The waitress agrees to improvise fruit salads. She removes da Empoli’s half-finished Bloody Mary with a jokey reprimand: “I think you’re done with this.”

He laughs: “We can reach that conclusion. It was practically empty, eh? My wife will be happy, it will confirm to her that I’m not an alcoholic. I talk too much, that’s the problem.”

I reassure him: “It’s your job in an interview.”

“I guess for once it’s justified.”

Has his novel’s success changed him? He chuckles: “I’m confident there will be lows again. Something good, like a book succeeding, can become bad if it traps you into doing things you don’t feel like doing, or hanging out with people you don’t want to hang out with. The same way a bad event can be good for you. This sounds so clichéd. But losing the elections in 2018, I don’t think it was good for Italy, but for me personally it was good, because I dropped out of something that wasn’t for me.”

The novel, he adds, “was a side gig. I never thought I would become a novelist. I did want to write something my daughter might enjoy reading when she grows up, and non-fiction doesn’t age well. But it still is a side project in some ways. I know I can write more non-fiction, but can I write more fiction?”

I ask why he lives in Paris. “Will I move to Switzerland? I went to see a house here before lunch. It’s maybe more what the French would call a fantasme than something I will do.”

What about Italy? He frowns: “Foreigners take the best of Italy. You enjoy all the pleasure, and you don’t have to worry about anything else. But me, I land in Italy and first I have coffee and a piece of something good to eat, and I’m in a good mood. But . . . I’m part of this, so I also suffer in Italy. I can’t stand the quality of public debate, I can’t turn on TV, I can barely open a newspaper. The media ecosystem that shapes public discourse is so degraded — conspiracy theories, all sorts of weirdness. It’s going in the wrong direction, the whole thing.

“On the other hand, I enjoy Paris more than Parisians [do]. If you have two passions like I do, politics and literature, there’s no place in the world which consistently over centuries has intermingled the two, where every president wants to be a great novelist and every novelist has a definite idea of how he would rule the country.”

The waitress brings his espresso, my tea, and free madeleines and chocolates.
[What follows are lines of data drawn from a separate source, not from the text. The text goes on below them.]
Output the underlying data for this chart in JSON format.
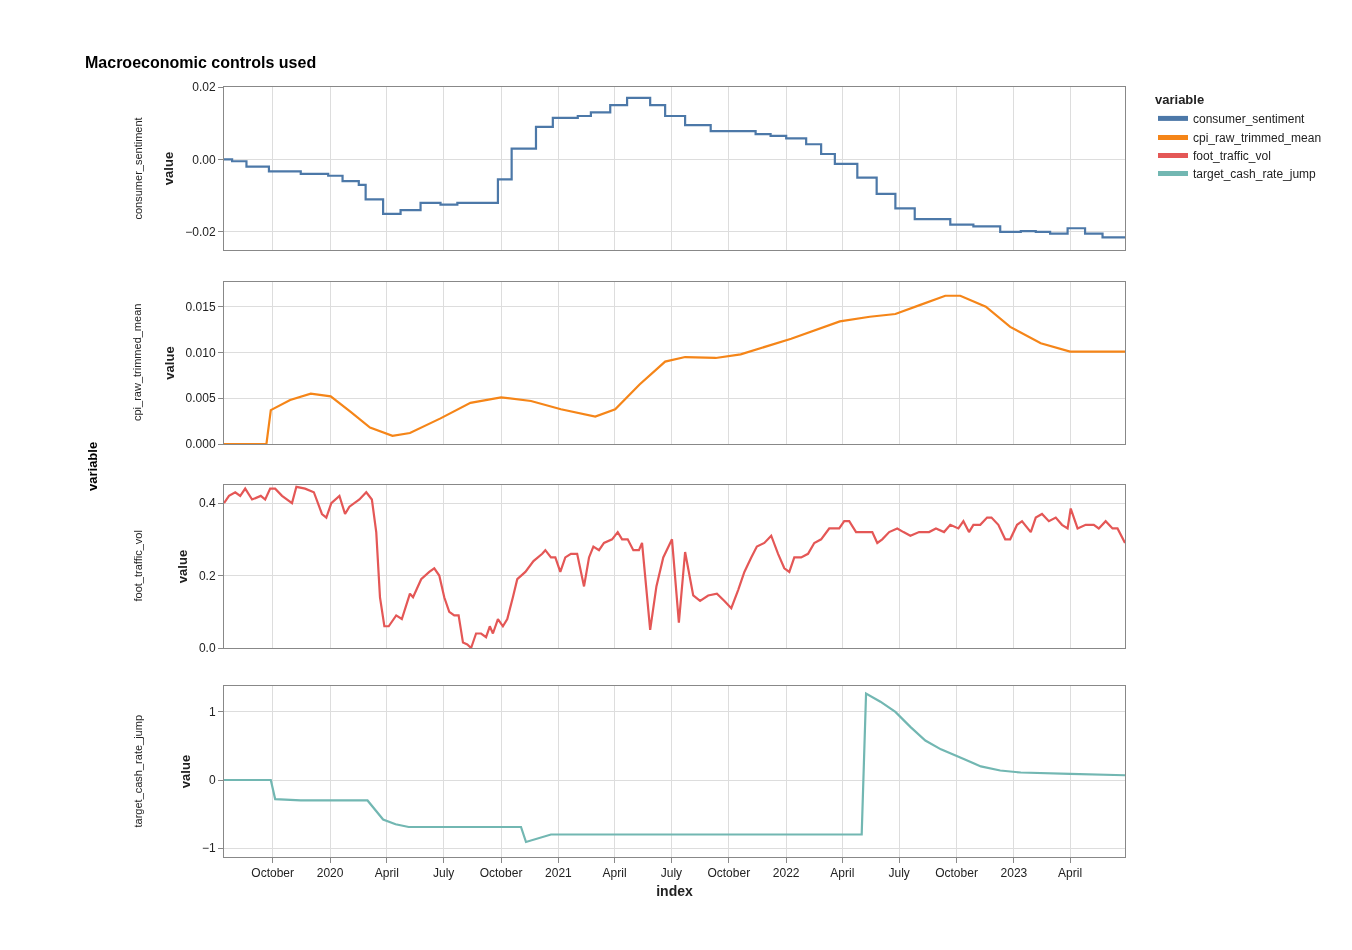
{
  "chart_data": [
    {
      "type": "line",
      "title": "Macroeconomic controls used",
      "ylabel": "value",
      "legend_title": "variable",
      "annotations": [
        "variable"
      ],
      "legend": "top right",
      "grid": true,
      "tick_labels": "y",
      "xlim": [
        "2019-07-15",
        "2023-06-28"
      ],
      "xticks": [
        {
          "value": "2019-10-01",
          "label": null
        },
        {
          "value": "2020-01-01",
          "label": null
        },
        {
          "value": "2020-04-01",
          "label": null
        },
        {
          "value": "2020-07-01",
          "label": null
        },
        {
          "value": "2020-10-01",
          "label": null
        },
        {
          "value": "2021-01-01",
          "label": null
        },
        {
          "value": "2021-04-01",
          "label": null
        },
        {
          "value": "2021-07-01",
          "label": null
        },
        {
          "value": "2021-10-01",
          "label": null
        },
        {
          "value": "2022-01-01",
          "label": null
        },
        {
          "value": "2022-04-01",
          "label": null
        },
        {
          "value": "2022-07-01",
          "label": null
        },
        {
          "value": "2022-10-01",
          "label": null
        },
        {
          "value": "2023-01-01",
          "label": null
        },
        {
          "value": "2023-04-01",
          "label": null
        }
      ],
      "ylim": [
        -0.025,
        0.02
      ],
      "yticks": [
        {
          "value": -0.02,
          "label": "−0.02"
        },
        {
          "value": 0,
          "label": "0.00"
        },
        {
          "value": 0.02,
          "label": "0.02"
        }
      ],
      "series": [
        {
          "name": "consumer_sentiment",
          "type": "step",
          "color": "#4c78a8",
          "x": [
            "2019-07-15",
            "2019-07-28",
            "2019-08-20",
            "2019-09-25",
            "2019-11-15",
            "2019-12-29",
            "2020-01-21",
            "2020-02-16",
            "2020-02-27",
            "2020-03-26",
            "2020-04-23",
            "2020-05-25",
            "2020-06-26",
            "2020-07-23",
            "2020-09-26",
            "2020-10-18",
            "2020-11-26",
            "2020-12-23",
            "2021-02-01",
            "2021-02-22",
            "2021-03-25",
            "2021-04-21",
            "2021-05-28",
            "2021-06-21",
            "2021-07-23",
            "2021-09-02",
            "2021-11-13",
            "2021-12-07",
            "2022-01-01",
            "2022-02-02",
            "2022-02-26",
            "2022-03-20",
            "2022-04-25",
            "2022-05-26",
            "2022-06-25",
            "2022-07-26",
            "2022-09-21",
            "2022-10-28",
            "2022-12-10",
            "2023-01-12",
            "2023-02-05",
            "2023-02-28",
            "2023-03-28",
            "2023-04-25",
            "2023-05-23",
            "2023-06-28"
          ],
          "values": [
            0.0,
            -0.0005,
            -0.002,
            -0.0033,
            -0.004,
            -0.0045,
            -0.006,
            -0.007,
            -0.011,
            -0.015,
            -0.014,
            -0.012,
            -0.0125,
            -0.012,
            -0.0055,
            0.003,
            0.009,
            0.0115,
            0.012,
            0.013,
            0.015,
            0.017,
            0.015,
            0.012,
            0.0095,
            0.0078,
            0.007,
            0.0065,
            0.0058,
            0.0042,
            0.0015,
            -0.0012,
            -0.005,
            -0.0095,
            -0.0135,
            -0.0165,
            -0.018,
            -0.0185,
            -0.02,
            -0.0198,
            -0.02,
            -0.0205,
            -0.019,
            -0.0205,
            -0.0215,
            -0.0215
          ]
        }
      ]
    },
    {
      "type": "line",
      "ylabel": "value",
      "legend": "top right",
      "grid": true,
      "tick_labels": "y",
      "xlim": [
        "2019-07-15",
        "2023-06-28"
      ],
      "xticks": [
        {
          "value": "2019-10-01",
          "label": null
        },
        {
          "value": "2020-01-01",
          "label": null
        },
        {
          "value": "2020-04-01",
          "label": null
        },
        {
          "value": "2020-07-01",
          "label": null
        },
        {
          "value": "2020-10-01",
          "label": null
        },
        {
          "value": "2021-01-01",
          "label": null
        },
        {
          "value": "2021-04-01",
          "label": null
        },
        {
          "value": "2021-07-01",
          "label": null
        },
        {
          "value": "2021-10-01",
          "label": null
        },
        {
          "value": "2022-01-01",
          "label": null
        },
        {
          "value": "2022-04-01",
          "label": null
        },
        {
          "value": "2022-07-01",
          "label": null
        },
        {
          "value": "2022-10-01",
          "label": null
        },
        {
          "value": "2023-01-01",
          "label": null
        },
        {
          "value": "2023-04-01",
          "label": null
        }
      ],
      "ylim": [
        0,
        0.0177
      ],
      "yticks": [
        {
          "value": 0,
          "label": "0.000"
        },
        {
          "value": 0.005,
          "label": "0.005"
        },
        {
          "value": 0.01,
          "label": "0.010"
        },
        {
          "value": 0.015,
          "label": "0.015"
        }
      ],
      "series": [
        {
          "name": "cpi_raw_trimmed_mean",
          "color": "#f58518",
          "x": [
            "2019-07-15",
            "2019-09-21",
            "2019-09-28",
            "2019-10-29",
            "2019-12-01",
            "2020-01-02",
            "2020-02-03",
            "2020-03-05",
            "2020-04-10",
            "2020-05-08",
            "2020-06-26",
            "2020-08-13",
            "2020-10-01",
            "2020-11-18",
            "2021-01-05",
            "2021-03-01",
            "2021-04-02",
            "2021-05-11",
            "2021-06-21",
            "2021-07-23",
            "2021-09-10",
            "2021-10-20",
            "2022-01-09",
            "2022-03-28",
            "2022-05-15",
            "2022-06-25",
            "2022-08-04",
            "2022-09-13",
            "2022-10-07",
            "2022-11-17",
            "2022-12-26",
            "2023-02-13",
            "2023-04-01",
            "2023-06-28"
          ],
          "values": [
            0,
            0,
            0.0037,
            0.0048,
            0.0055,
            0.0052,
            0.0035,
            0.0018,
            0.0009,
            0.0012,
            0.0028,
            0.0045,
            0.0051,
            0.0047,
            0.0038,
            0.003,
            0.0038,
            0.0065,
            0.009,
            0.0095,
            0.0094,
            0.0098,
            0.0115,
            0.0134,
            0.0139,
            0.0142,
            0.0152,
            0.0162,
            0.0162,
            0.015,
            0.0128,
            0.011,
            0.0101,
            0.0101
          ]
        }
      ]
    },
    {
      "type": "line",
      "ylabel": "value",
      "legend": "top right",
      "grid": true,
      "tick_labels": "y",
      "xlim": [
        "2019-07-15",
        "2023-06-28"
      ],
      "xticks": [
        {
          "value": "2019-10-01",
          "label": null
        },
        {
          "value": "2020-01-01",
          "label": null
        },
        {
          "value": "2020-04-01",
          "label": null
        },
        {
          "value": "2020-07-01",
          "label": null
        },
        {
          "value": "2020-10-01",
          "label": null
        },
        {
          "value": "2021-01-01",
          "label": null
        },
        {
          "value": "2021-04-01",
          "label": null
        },
        {
          "value": "2021-07-01",
          "label": null
        },
        {
          "value": "2021-10-01",
          "label": null
        },
        {
          "value": "2022-01-01",
          "label": null
        },
        {
          "value": "2022-04-01",
          "label": null
        },
        {
          "value": "2022-07-01",
          "label": null
        },
        {
          "value": "2022-10-01",
          "label": null
        },
        {
          "value": "2023-01-01",
          "label": null
        },
        {
          "value": "2023-04-01",
          "label": null
        }
      ],
      "ylim": [
        0,
        0.45
      ],
      "yticks": [
        {
          "value": 0,
          "label": "0.0"
        },
        {
          "value": 0.2,
          "label": "0.2"
        },
        {
          "value": 0.4,
          "label": "0.4"
        }
      ],
      "series": [
        {
          "name": "foot_traffic_vol",
          "color": "#e45756",
          "x": [
            "2019-07-15",
            "2019-07-23",
            "2019-08-02",
            "2019-08-10",
            "2019-08-18",
            "2019-08-29",
            "2019-09-12",
            "2019-09-19",
            "2019-09-27",
            "2019-10-05",
            "2019-10-16",
            "2019-11-01",
            "2019-11-08",
            "2019-11-22",
            "2019-12-06",
            "2019-12-19",
            "2019-12-26",
            "2020-01-03",
            "2020-01-16",
            "2020-01-25",
            "2020-02-01",
            "2020-02-17",
            "2020-02-28",
            "2020-03-08",
            "2020-03-15",
            "2020-03-21",
            "2020-03-28",
            "2020-04-04",
            "2020-04-16",
            "2020-04-25",
            "2020-05-08",
            "2020-05-13",
            "2020-05-26",
            "2020-06-08",
            "2020-06-16",
            "2020-06-24",
            "2020-07-02",
            "2020-07-10",
            "2020-07-18",
            "2020-07-25",
            "2020-08-01",
            "2020-08-08",
            "2020-08-14",
            "2020-08-22",
            "2020-08-30",
            "2020-09-07",
            "2020-09-13",
            "2020-09-18",
            "2020-09-26",
            "2020-10-04",
            "2020-10-11",
            "2020-10-20",
            "2020-10-27",
            "2020-11-09",
            "2020-11-22",
            "2020-12-06",
            "2020-12-11",
            "2020-12-20",
            "2020-12-27",
            "2021-01-04",
            "2021-01-12",
            "2021-01-21",
            "2021-01-31",
            "2021-02-11",
            "2021-02-19",
            "2021-02-26",
            "2021-03-07",
            "2021-03-15",
            "2021-03-28",
            "2021-04-06",
            "2021-04-13",
            "2021-04-22",
            "2021-05-01",
            "2021-05-10",
            "2021-05-15",
            "2021-05-28",
            "2021-06-07",
            "2021-06-18",
            "2021-07-02",
            "2021-07-13",
            "2021-07-23",
            "2021-08-05",
            "2021-08-16",
            "2021-08-29",
            "2021-09-12",
            "2021-09-24",
            "2021-10-05",
            "2021-10-16",
            "2021-10-26",
            "2021-11-06",
            "2021-11-15",
            "2021-11-27",
            "2021-12-08",
            "2021-12-19",
            "2021-12-29",
            "2022-01-06",
            "2022-01-14",
            "2022-01-25",
            "2022-02-05",
            "2022-02-15",
            "2022-02-26",
            "2022-03-11",
            "2022-03-27",
            "2022-04-04",
            "2022-04-12",
            "2022-04-23",
            "2022-05-09",
            "2022-05-19",
            "2022-05-27",
            "2022-06-04",
            "2022-06-15",
            "2022-06-28",
            "2022-07-08",
            "2022-07-19",
            "2022-08-02",
            "2022-08-18",
            "2022-08-29",
            "2022-09-11",
            "2022-09-21",
            "2022-10-04",
            "2022-10-12",
            "2022-10-21",
            "2022-10-28",
            "2022-11-08",
            "2022-11-19",
            "2022-11-26",
            "2022-12-07",
            "2022-12-18",
            "2022-12-26",
            "2023-01-06",
            "2023-01-14",
            "2023-01-28",
            "2023-02-05",
            "2023-02-15",
            "2023-02-26",
            "2023-03-09",
            "2023-03-19",
            "2023-03-28",
            "2023-04-02",
            "2023-04-13",
            "2023-04-26",
            "2023-05-09",
            "2023-05-17",
            "2023-05-28",
            "2023-06-08",
            "2023-06-16",
            "2023-06-28"
          ],
          "values": [
            0.4,
            0.42,
            0.43,
            0.42,
            0.44,
            0.41,
            0.42,
            0.41,
            0.44,
            0.44,
            0.42,
            0.4,
            0.445,
            0.44,
            0.43,
            0.37,
            0.36,
            0.4,
            0.42,
            0.37,
            0.39,
            0.41,
            0.43,
            0.41,
            0.32,
            0.14,
            0.06,
            0.06,
            0.09,
            0.08,
            0.15,
            0.14,
            0.19,
            0.21,
            0.22,
            0.2,
            0.14,
            0.1,
            0.09,
            0.09,
            0.015,
            0.01,
            0.0,
            0.04,
            0.04,
            0.03,
            0.06,
            0.04,
            0.08,
            0.06,
            0.08,
            0.14,
            0.19,
            0.21,
            0.24,
            0.26,
            0.27,
            0.25,
            0.25,
            0.21,
            0.25,
            0.26,
            0.26,
            0.17,
            0.25,
            0.28,
            0.27,
            0.29,
            0.3,
            0.32,
            0.3,
            0.3,
            0.27,
            0.27,
            0.29,
            0.05,
            0.17,
            0.25,
            0.3,
            0.07,
            0.265,
            0.145,
            0.13,
            0.145,
            0.15,
            0.13,
            0.11,
            0.16,
            0.21,
            0.25,
            0.28,
            0.29,
            0.31,
            0.26,
            0.22,
            0.21,
            0.25,
            0.25,
            0.26,
            0.29,
            0.3,
            0.33,
            0.33,
            0.35,
            0.35,
            0.32,
            0.32,
            0.32,
            0.29,
            0.3,
            0.32,
            0.33,
            0.32,
            0.31,
            0.32,
            0.32,
            0.33,
            0.32,
            0.34,
            0.33,
            0.35,
            0.32,
            0.34,
            0.34,
            0.36,
            0.36,
            0.34,
            0.3,
            0.3,
            0.34,
            0.35,
            0.32,
            0.36,
            0.37,
            0.35,
            0.36,
            0.34,
            0.33,
            0.385,
            0.33,
            0.34,
            0.34,
            0.33,
            0.35,
            0.33,
            0.33,
            0.29
          ]
        }
      ]
    },
    {
      "type": "line",
      "xlabel": "index",
      "ylabel": "value",
      "legend": "top right",
      "grid": true,
      "xlim": [
        "2019-07-15",
        "2023-06-28"
      ],
      "xticks": [
        {
          "value": "2019-10-01",
          "label": "October"
        },
        {
          "value": "2020-01-01",
          "label": "2020"
        },
        {
          "value": "2020-04-01",
          "label": "April"
        },
        {
          "value": "2020-07-01",
          "label": "July"
        },
        {
          "value": "2020-10-01",
          "label": "October"
        },
        {
          "value": "2021-01-01",
          "label": "2021"
        },
        {
          "value": "2021-04-01",
          "label": "April"
        },
        {
          "value": "2021-07-01",
          "label": "July"
        },
        {
          "value": "2021-10-01",
          "label": "October"
        },
        {
          "value": "2022-01-01",
          "label": "2022"
        },
        {
          "value": "2022-04-01",
          "label": "April"
        },
        {
          "value": "2022-07-01",
          "label": "July"
        },
        {
          "value": "2022-10-01",
          "label": "October"
        },
        {
          "value": "2023-01-01",
          "label": "2023"
        },
        {
          "value": "2023-04-01",
          "label": "April"
        }
      ],
      "ylim": [
        -1.13,
        1.38
      ],
      "yticks": [
        {
          "value": -1,
          "label": "−1"
        },
        {
          "value": 0,
          "label": "0"
        },
        {
          "value": 1,
          "label": "1"
        }
      ],
      "series": [
        {
          "name": "target_cash_rate_jump",
          "color": "#72b7b2",
          "x": [
            "2019-07-15",
            "2019-09-28",
            "2019-10-05",
            "2019-11-15",
            "2020-03-01",
            "2020-03-26",
            "2020-04-15",
            "2020-05-06",
            "2020-11-02",
            "2020-11-10",
            "2020-12-20",
            "2022-05-02",
            "2022-05-09",
            "2022-06-01",
            "2022-06-25",
            "2022-07-19",
            "2022-08-12",
            "2022-09-06",
            "2022-10-07",
            "2022-11-09",
            "2022-12-10",
            "2023-01-12",
            "2023-04-01",
            "2023-06-28"
          ],
          "values": [
            0,
            0,
            -0.28,
            -0.3,
            -0.3,
            -0.58,
            -0.65,
            -0.69,
            -0.69,
            -0.91,
            -0.8,
            -0.8,
            1.27,
            1.15,
            1.0,
            0.78,
            0.58,
            0.45,
            0.33,
            0.2,
            0.14,
            0.11,
            0.09,
            0.07
          ]
        }
      ]
    }
  ]
}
Pointing at me, she tells him: “He’s so nice, I brought you sweets.” I am delighted by the compliment — then deflated as da Empoli reveals that Jack’s always throws in sweets.

Da Empoli has peered deep into power. Does he still have political ideals? “If you’d asked me in the past, I would have given you lots of convictions. But what’s left now, to me, is this idea that we try not to kill each other. We’ve been successful in the European Union in not doing so for an extraordinary lapse of time. It looked dull, but I think it’s not dull any more, and not obvious any more. So this European thing is the only strong ideal I have.”

He mentions Robert Menasse, Austrian author of novels on Brussels and, improbably, EU enlargement. “Let’s say that in 100 years somebody still reads books, how will they read his book about Brussels? Will they read it like [we read] the Austro-Hungarian writers, Zweig, Musil and Joseph Roth, with this nostalgia of a world that is gone? Whatever happens, there’s a part of innocence in the European project that is lost forever: this idea we had that the world was going to become like us, about gentle treaties and soft power. This European exceptionalism, which was much stronger than American exceptionalism, is what we’ve lost.”